Max Hooper Schneider, installation view of “Scavenger,” 2025. Photo: Courtesy Peter Clough

Max Hooper Schneider

New York

125 Newbury

Covered windows and black-painted walls created a dramatic, theatrical setting for Max Hooper Schneider’s recent exhibition “Scavenger.” Elaborate sculptural assemblages and densely packed vitrines, dioramas, and constructed environments made from a wide range of materials—including biological organisms, thrift store and craft shop supplies, lamps and LED lights, crystals, stuffed animals, toys, trash, discarded objects, and even teeth—defied simple description and containment.

At the entrance, two works installed in a large pond/moat introduced Hooper Schneider’s over-the-top, accumulative process and aesthetic drawn from popular culture, science fiction, and grunge. Honey I Shrunk the Kids (The Fountain) (2025), a large Oreo cookie covered with clumps of living and plastic plants, cast-off jewelry, rocks, and a working fountain, could be mistaken for a movie prop or amusement park attraction. Nearby, Estuary Holobiont (2021) rose like a volcano in a low-budget film, its mound of marine plants, algae, and estuarine detritus topped by a spiny, metallic, spider-like form. Comical and captivating, this staged primordial ecosystem combined spectacle with the mundane to immerse viewers in an eccentric, luridly threatening, ever-changing post-apocalyptic world.

A group of sculptures displayed on pedestals, collectively titled Dendrite Bonsai (2024), joined the Japanese art of growing and shaping miniature trees with decorative still-life and floral display. Each piece was fabricated from organic materials like horseshoe crabs, fruit (including avocados and plums), cacti, and coral, manipulated into elaborate compositions, and then copper electroplated. The intricate, even elegant, arrangements, with their faux-metallic patina, give way to imaginative grotesques, monstrous creatures, and odd, biomorphic forms that both attract and repel. Fusing nature and artifice while highlighting metamorphosis, conversion, and collaborative practice, these sculptures recall Hieronymus Bosch’s fantastic hybrid figures and exploration of alchemy and science, philosophy and religious belief.

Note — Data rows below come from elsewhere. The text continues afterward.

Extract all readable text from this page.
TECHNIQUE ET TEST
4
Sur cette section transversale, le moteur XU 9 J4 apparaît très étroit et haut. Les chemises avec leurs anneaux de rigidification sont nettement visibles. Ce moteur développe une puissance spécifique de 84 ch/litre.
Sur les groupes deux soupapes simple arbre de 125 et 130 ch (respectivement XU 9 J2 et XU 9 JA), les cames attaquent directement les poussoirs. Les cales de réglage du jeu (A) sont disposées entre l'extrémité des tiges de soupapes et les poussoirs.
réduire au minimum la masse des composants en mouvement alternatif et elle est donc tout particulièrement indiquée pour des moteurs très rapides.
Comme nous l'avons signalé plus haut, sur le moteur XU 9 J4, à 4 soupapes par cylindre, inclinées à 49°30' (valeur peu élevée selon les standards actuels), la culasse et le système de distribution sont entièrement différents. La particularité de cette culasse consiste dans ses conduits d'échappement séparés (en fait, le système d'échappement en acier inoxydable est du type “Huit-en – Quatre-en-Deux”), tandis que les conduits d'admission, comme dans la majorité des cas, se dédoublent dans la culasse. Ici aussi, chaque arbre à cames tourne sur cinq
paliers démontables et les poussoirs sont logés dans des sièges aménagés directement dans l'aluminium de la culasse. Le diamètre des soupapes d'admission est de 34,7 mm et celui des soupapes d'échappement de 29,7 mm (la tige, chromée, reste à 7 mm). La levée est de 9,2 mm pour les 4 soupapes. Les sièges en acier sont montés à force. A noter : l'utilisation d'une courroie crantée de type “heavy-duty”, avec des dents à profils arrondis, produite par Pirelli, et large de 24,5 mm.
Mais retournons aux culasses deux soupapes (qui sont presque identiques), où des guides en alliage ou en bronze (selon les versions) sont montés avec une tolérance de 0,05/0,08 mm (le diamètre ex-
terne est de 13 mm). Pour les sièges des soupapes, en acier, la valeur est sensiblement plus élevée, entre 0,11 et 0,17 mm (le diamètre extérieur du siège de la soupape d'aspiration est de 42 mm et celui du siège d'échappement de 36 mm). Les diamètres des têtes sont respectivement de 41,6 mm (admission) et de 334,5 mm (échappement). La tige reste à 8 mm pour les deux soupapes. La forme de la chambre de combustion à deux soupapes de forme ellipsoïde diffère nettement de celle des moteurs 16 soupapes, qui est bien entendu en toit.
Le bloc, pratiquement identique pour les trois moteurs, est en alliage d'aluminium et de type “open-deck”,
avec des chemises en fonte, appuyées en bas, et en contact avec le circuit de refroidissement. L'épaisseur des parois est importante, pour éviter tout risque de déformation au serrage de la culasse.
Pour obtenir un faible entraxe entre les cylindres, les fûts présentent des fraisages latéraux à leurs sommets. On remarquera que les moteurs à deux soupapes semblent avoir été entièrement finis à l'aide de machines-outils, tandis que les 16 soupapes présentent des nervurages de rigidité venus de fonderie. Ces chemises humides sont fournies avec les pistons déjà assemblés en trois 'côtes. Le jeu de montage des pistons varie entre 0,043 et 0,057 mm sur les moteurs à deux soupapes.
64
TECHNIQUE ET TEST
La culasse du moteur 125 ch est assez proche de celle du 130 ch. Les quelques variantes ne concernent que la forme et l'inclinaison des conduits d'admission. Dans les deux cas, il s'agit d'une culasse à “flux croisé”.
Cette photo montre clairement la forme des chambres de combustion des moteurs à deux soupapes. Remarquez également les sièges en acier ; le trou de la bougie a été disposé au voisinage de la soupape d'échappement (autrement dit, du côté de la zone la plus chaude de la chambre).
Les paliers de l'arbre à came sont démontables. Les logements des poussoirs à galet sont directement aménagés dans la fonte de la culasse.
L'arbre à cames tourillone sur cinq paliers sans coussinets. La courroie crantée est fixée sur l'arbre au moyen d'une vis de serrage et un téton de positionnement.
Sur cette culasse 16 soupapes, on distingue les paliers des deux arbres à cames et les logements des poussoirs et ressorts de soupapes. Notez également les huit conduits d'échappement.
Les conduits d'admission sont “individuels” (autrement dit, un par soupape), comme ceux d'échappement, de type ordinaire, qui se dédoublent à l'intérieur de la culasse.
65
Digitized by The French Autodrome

These works, along with the vitrines, dioramas, and constructions scattered throughout the exhibition, all performed as “trans-habitats”—a term that Hooper Schneider uses to describe his aggregated, kinesthetic configurations that interact with the viewer and surrounding space. Eliminating boundaries between the organic and inorganic, human and non-human, and accenting process and materials, each work encouraged exploration of the symbiotic relationship between creative process and the cycle of evolution, entropy, and re-creation.

Hooper Schneider’s experiential habitats were perhaps best visualized in his custom acrylic vitrines filled with fossils, gemstones, crystals, various metallic compounds, and hand-blown glass mushrooms. Riffing on curio cabinets and natural history displays and the alchemical transmutation of base materials and everyday things, these pieces simulate morphogenic modulation. Given poetic titles such as Frozen Tears of the Ammonite Rain Upon the Impure and Shrine To Naught and referencing imagined worlds as in Jasper Archipelago Pleroma, they invite intimate consideration of strange new realms of scientific experimentation and surreal invention.

Rather than containment, Hooper Schneider’s work seems to focus on expansion and the embrace of new meanings and worlds, unfurling like the strands of a conspiracy theory. Nightmare Machine (2025), a large tabletop diorama, for instance, serves up a complex apocalyptic vision. Above and within a model of a mountain grotto made from crystals and fake rocks and illuminated by colorful LED lights, a swarming horde of toy ghouls, miniature human figures, and cars enact video game scenarios as LCD screens project films and a line of raccoon, deer, cat, shark, and human teeth attached to a bicycle chain parades along the perimeter.

Whether viewed as the work of a tinkering inventor/scientist or an obsessive hoarder immersed in the expressive potential of a scavenger economy, Hooper Schneider’s invented ecosystems offered a startling phantasmagoric paradigm of modern experience as well as an apparition of a post-human future.